Amar membelalakkan mata. Dia tidak percaya harus menjaga Zain yang terkena DBD dan kini sudah berada di rumah setelah dirawat selama seminggu lebih di rumah sakit. "Mom, aku mau latihan basket."

"Cancel latihannya."

"Sebulan lagi aku akan tanding basket Mom, jadi aku harus latihan."

"Tapi kakak kamu nggak ada yang jaga."

"Kan ada bi Minah."

"Bi Minah lagi ke pasar." Nayla melihat jam di pergelangan tangannya. "Momy udah telat nih. Pokoknya Momy gak mau tahu, kamu harus jaga Zain selama Momy belum pulang." Nayla mencium pipi Amar.

"Tapi Mom," Amar masih protes.

Nayla melotot sebelum anaknya protes lagi.
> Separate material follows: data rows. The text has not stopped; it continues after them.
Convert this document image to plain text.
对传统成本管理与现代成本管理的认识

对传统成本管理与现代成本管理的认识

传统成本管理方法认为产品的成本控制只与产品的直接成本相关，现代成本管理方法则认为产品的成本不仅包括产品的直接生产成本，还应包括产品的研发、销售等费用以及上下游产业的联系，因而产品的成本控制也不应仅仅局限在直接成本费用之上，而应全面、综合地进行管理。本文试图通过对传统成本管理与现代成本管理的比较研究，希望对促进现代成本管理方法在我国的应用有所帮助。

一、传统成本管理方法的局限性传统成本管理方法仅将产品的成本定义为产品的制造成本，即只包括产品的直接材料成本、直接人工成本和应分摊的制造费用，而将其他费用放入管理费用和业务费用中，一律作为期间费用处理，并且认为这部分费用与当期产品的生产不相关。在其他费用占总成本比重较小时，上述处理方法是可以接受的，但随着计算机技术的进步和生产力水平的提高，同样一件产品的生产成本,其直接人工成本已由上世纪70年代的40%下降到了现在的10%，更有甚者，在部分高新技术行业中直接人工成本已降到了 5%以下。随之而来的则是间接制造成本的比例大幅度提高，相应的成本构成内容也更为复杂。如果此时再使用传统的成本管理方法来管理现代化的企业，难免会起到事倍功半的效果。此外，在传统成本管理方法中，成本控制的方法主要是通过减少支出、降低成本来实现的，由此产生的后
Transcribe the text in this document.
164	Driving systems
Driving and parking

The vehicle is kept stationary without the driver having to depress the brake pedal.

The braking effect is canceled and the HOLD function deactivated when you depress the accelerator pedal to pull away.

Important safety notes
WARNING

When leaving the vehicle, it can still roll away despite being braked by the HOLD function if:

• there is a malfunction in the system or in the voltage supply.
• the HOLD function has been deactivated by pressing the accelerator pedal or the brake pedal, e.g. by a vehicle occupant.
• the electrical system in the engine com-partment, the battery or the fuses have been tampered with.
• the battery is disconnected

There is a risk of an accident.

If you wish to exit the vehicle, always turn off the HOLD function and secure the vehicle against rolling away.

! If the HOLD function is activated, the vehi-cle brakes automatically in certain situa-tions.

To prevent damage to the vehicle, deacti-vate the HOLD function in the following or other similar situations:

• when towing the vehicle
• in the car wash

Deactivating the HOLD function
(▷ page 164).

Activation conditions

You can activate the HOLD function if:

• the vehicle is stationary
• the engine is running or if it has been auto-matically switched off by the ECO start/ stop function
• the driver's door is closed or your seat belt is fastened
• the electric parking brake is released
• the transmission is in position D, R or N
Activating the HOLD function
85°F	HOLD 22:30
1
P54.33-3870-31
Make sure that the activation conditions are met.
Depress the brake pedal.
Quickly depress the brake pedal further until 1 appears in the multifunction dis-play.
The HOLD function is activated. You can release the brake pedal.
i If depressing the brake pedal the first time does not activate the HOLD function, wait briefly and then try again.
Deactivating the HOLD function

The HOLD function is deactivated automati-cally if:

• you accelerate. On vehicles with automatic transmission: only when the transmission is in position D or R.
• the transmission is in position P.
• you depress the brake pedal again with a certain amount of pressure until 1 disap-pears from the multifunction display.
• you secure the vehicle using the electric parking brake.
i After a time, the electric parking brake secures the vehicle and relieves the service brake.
Kalau sudah begitu, Amar tidak bisa berbuat apa-apa lagi. Dia pasrah dengan perintah ibunya.

"Oke."

"I love you." Bukan tanpa alasan Nayla menyuruh Amar menjaga Zain, tapi dia melakukan itu semata-mata untuk mendekatkan kembali rasa persaudaraan Amar dan Zain yang renggang.

"Love you too Mom," balas Amar. Dia kembali memasuki kamarnya, menyimpan tas di meja belajar, dan mengganti bajunya. Lalu dia berjalan ke arah kamar Zain dan masuk setelah mengetuk pintu terlebih dahulu.

"Tumben masuk kamar gue," ucap Zain yang melihat sekilas Amar saat adiknya itu masuk ke dalam kamarnya lalu dia alihkan kembali pandangannya pada game di tabletnya yang sejak tadi dia mainkan.

"Terpaksa," jawab Amar sambil menyilangkan tangannya di dada. Dia berdiri di depan ranjang Zain.

Zain tersenyum. Dia sangat senang Amar mau masuk ke dalam kamarnya walaupun terpaksa disuruh ibunya. "Terus ngapain lo berdiri di sana? Sini duduk deket Abang." Dia menggoda Amar dengan menepuk kasur. Mimik wajahnya dibuat seperti seorang wanita yang sedang merayu laki-laki.

"Najis lo!" Amar mengambil guling dan melemparkannya pada Zain.

"Hahaha...," Zain terbahak sangat keras. "Dasar adik durhaka lo!"

Zain masih tertawa saat bel rumah berbunyi.

"Gue buka pintu dulu."

Zain mengernyitkan alisnya. "Sejak kapan lo jadi bi Minah?"

"Sialan lo!" Amar terlihat kesal. Dia berjalan keluar kamar Zain.

"Sekalian bawain gue cemilan ya!" teriak Zain sebelum pintu kamarnya tertutup.

Amar semakin kesal saat bel rumahnya terus berbunyi. Tamu itu tidak tahu kalau untuk mencapai pintu masuk, Amar harus berjalan dari lantai dua, menuruni tangga, melewati ruang keluarga, ruang tengah, dan ruang tamu dahulu.

Amar membuka pintu dengan kasar dan mendapati perempuan cantik, berpipi chubby, berkulit putih, berhidung mancung, dan bermata hazel tengah berdiri dengan angkuh menatap Amar penuh tanda tanya. "Ngapain lo ke sini?" ketus Amar.

"Lo ngapain di sini?" perempuan itu balik bertanya dengan nada yang tidak kalah jutek dari Amar.

"Ngapain di sini? Penting mang buat lo?"